30 Jahre inklusives Theater: Mosaik-Schule und Franziskus-gymnasium feiern Jubiläum
Veröffentlicht am: 28.05.2026
Seit drei Jahrzehnten verbindet die Mosaik-Schule des Christophorus-Werkes und das Franziskusgymnasium eine besondere Zusammenarbeit: Gemeinsam gestalten sie eine inklusive Theater-AG, in der Schülerinnen und Schüler beider Schulen zusammen auf der Bühne stehen. Mehrere Generationen junger Menschen erhalten die Möglichkeit, Theater in einem inklusiven Miteinander zu erleben, voneinander zu lernen und gemeinsam kreativ zu sein.
Am Freitag, 5. Juni 2026, um 17 Uhr ist es wieder soweit: In der Halle Mirjam am Franziskusgymnasiums präsentiert die Theater-AG der Schulen ihr neues Stück „Ach Du dickes Ei!“.
Gemeinsam kreativ auf und hinter der Bühne
Die Idee, Produktion und Leitung des etwa einstündigen Theaterstücks liegen in den Händen von Gesine Redenius-Hoppe, Lehrkraft am Franziskusgymnasium und Barbara Dulle, pädagogische Mitarbeiterin der Mosaik-Schule, die seit vielen Jahren die Zusammenarbeit der beiden Schulen prägen.

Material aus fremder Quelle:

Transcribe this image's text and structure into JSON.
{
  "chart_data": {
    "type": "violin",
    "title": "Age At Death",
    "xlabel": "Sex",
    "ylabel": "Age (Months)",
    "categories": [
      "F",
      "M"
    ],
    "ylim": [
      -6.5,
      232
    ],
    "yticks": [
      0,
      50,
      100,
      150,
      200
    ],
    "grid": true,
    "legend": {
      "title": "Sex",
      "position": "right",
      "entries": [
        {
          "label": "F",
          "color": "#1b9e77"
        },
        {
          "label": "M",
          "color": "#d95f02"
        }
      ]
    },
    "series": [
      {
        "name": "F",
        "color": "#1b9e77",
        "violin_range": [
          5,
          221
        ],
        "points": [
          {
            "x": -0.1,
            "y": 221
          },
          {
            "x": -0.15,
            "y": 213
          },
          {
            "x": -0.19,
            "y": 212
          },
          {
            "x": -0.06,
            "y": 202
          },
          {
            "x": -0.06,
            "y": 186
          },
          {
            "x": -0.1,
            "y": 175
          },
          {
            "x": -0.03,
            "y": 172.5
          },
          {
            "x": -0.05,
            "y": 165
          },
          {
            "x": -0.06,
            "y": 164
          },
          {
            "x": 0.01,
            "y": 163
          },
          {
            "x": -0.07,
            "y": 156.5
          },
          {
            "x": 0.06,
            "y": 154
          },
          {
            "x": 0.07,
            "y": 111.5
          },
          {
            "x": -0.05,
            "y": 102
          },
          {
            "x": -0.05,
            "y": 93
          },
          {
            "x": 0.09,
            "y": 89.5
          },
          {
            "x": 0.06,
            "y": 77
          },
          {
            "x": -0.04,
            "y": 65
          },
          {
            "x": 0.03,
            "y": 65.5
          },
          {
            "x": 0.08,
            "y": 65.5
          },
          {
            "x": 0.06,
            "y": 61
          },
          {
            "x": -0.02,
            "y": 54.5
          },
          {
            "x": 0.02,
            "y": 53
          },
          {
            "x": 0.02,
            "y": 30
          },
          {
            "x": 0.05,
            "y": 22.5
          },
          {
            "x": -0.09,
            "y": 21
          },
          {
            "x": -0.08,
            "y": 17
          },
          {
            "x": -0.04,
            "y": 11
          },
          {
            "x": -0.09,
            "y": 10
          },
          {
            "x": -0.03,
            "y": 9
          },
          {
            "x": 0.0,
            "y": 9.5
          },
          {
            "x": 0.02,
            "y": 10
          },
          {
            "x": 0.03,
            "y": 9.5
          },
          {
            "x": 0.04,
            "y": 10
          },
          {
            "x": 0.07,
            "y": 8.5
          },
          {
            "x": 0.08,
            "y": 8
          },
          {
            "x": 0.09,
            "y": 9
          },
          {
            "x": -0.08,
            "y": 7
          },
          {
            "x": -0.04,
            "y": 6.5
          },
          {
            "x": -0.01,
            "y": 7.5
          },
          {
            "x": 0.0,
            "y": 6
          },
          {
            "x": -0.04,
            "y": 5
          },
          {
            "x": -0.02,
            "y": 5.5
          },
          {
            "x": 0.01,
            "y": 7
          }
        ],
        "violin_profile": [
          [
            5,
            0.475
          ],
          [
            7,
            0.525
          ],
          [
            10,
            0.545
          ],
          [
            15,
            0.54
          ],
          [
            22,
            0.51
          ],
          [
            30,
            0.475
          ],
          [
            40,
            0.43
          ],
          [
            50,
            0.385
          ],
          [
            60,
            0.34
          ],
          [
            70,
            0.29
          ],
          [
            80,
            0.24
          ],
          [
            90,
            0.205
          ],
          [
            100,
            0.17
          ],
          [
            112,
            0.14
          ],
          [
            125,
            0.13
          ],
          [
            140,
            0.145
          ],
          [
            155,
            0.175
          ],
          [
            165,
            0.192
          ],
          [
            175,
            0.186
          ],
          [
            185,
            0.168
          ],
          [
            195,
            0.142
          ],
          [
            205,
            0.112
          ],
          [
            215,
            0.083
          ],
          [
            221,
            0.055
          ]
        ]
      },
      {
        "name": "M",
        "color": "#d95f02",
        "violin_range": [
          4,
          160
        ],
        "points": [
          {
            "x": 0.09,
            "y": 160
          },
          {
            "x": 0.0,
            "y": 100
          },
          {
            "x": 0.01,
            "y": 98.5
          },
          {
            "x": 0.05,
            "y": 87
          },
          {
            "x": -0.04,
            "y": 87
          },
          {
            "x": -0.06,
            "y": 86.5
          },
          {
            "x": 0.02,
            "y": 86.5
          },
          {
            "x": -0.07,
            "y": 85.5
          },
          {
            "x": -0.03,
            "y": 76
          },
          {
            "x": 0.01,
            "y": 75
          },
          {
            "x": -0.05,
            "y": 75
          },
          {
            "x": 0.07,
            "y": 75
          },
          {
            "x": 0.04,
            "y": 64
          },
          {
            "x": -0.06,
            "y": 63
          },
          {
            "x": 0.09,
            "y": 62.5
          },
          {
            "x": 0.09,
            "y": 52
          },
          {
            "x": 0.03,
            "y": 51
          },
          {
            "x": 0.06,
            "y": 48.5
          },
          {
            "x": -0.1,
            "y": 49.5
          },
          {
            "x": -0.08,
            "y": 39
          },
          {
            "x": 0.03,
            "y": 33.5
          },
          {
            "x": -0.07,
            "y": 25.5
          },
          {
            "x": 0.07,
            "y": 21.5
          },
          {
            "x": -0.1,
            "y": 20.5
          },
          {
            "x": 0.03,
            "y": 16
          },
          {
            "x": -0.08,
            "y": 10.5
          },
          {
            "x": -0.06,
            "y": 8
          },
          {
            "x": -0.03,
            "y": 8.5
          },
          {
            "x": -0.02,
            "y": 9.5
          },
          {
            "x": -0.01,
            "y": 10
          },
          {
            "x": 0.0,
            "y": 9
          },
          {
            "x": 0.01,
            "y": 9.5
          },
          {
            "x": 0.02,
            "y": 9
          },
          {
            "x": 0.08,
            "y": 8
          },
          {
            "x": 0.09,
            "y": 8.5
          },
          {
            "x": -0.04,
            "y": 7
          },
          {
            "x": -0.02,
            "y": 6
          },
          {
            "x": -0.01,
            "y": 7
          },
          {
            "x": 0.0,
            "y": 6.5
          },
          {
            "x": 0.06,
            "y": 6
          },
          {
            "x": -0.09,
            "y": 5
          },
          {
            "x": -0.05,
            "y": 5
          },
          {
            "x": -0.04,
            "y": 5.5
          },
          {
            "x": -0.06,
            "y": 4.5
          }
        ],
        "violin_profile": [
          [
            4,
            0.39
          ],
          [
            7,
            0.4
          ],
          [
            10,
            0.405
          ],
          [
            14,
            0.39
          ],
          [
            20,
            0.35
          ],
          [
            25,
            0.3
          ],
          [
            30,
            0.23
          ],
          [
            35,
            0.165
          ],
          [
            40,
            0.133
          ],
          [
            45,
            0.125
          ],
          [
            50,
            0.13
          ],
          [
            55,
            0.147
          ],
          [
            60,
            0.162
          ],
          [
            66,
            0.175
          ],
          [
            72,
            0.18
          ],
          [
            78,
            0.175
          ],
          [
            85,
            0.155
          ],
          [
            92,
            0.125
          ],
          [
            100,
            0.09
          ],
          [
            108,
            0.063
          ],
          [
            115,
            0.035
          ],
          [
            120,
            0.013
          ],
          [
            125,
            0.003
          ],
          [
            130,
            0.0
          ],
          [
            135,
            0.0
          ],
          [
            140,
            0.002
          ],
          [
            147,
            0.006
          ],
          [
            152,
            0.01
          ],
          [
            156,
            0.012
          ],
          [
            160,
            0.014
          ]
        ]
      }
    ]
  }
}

„Es geht um Gemeinschaft, Spielfreude, Kreativität und Verantwortung“, erklärt Gesine Redenius-Hoppe. Denn bei dem Stück steht nicht die perfekte schauspielerische Leistung im Vordergrund. Viel wichtiger ist das gemeinsame Erlebnis. Zum Beispiel stammen viele Ideen für Szenen und Dialoge von den 23 Schülerinnen und Schülern, die in diesem Jahr mitspielen, und fließen direkt in das Stück ein.
Auch hinter der Bühne sind die Jugendlichen aktiv: „Wir bauen gemeinsam Requisiten, gestalten Kostüme und stimmen die Szenen auf die besonderen Anforderungen der Bühne ab“, beschreibt Barbara Dulle.
Ein rätselhaftes Ei sorgt für Spannung
Im Mittelpunkt der Geschichte steht eine ungewöhnliche Entdeckung: Während einer Klassenfahrt finden Jugendliche am Strand ein riesiges Ei. Die Polizei und die Spurensicherung werden eingeschaltet, um das Rätsel zu lösen. Schritt für Schritt kommen dabei geheimnisvolle Hinweise ans Licht.

Gemeinsam vor, auf und hinter der Bühne – alle Schritte werden bei den gemeinsamen Proben der Theater-AGs der Mosaik-Schule und des Franziskusgymnasiums geübt.
Ein Beispiel gelebter Inklusion
Die seit 30 Jahren bestehende Theater-Kooperation gilt als gelungenes Beispiel für gelebte Inklusion. Junge Menschen mit unterschiedlichen Voraussetzungen arbeiten hier kreativ zusammen, bringen ihre individuellen Stärken ein und erleben, wie bereichernd Vielfalt sein kann. „Unsere Zusammenarbeit folgt der Idee einer sinnvollen Inklusion – darauf sind wir auch ein bisschen stolz“, sagt Barbara Dulle.
Die Mitwirkenden vor und hinter der Bühne freuen sich darauf, ihr Stück dem Publikum zu präsentieren – und hoffen auf ein volles Haus am Freitag den 5. Juni 2026.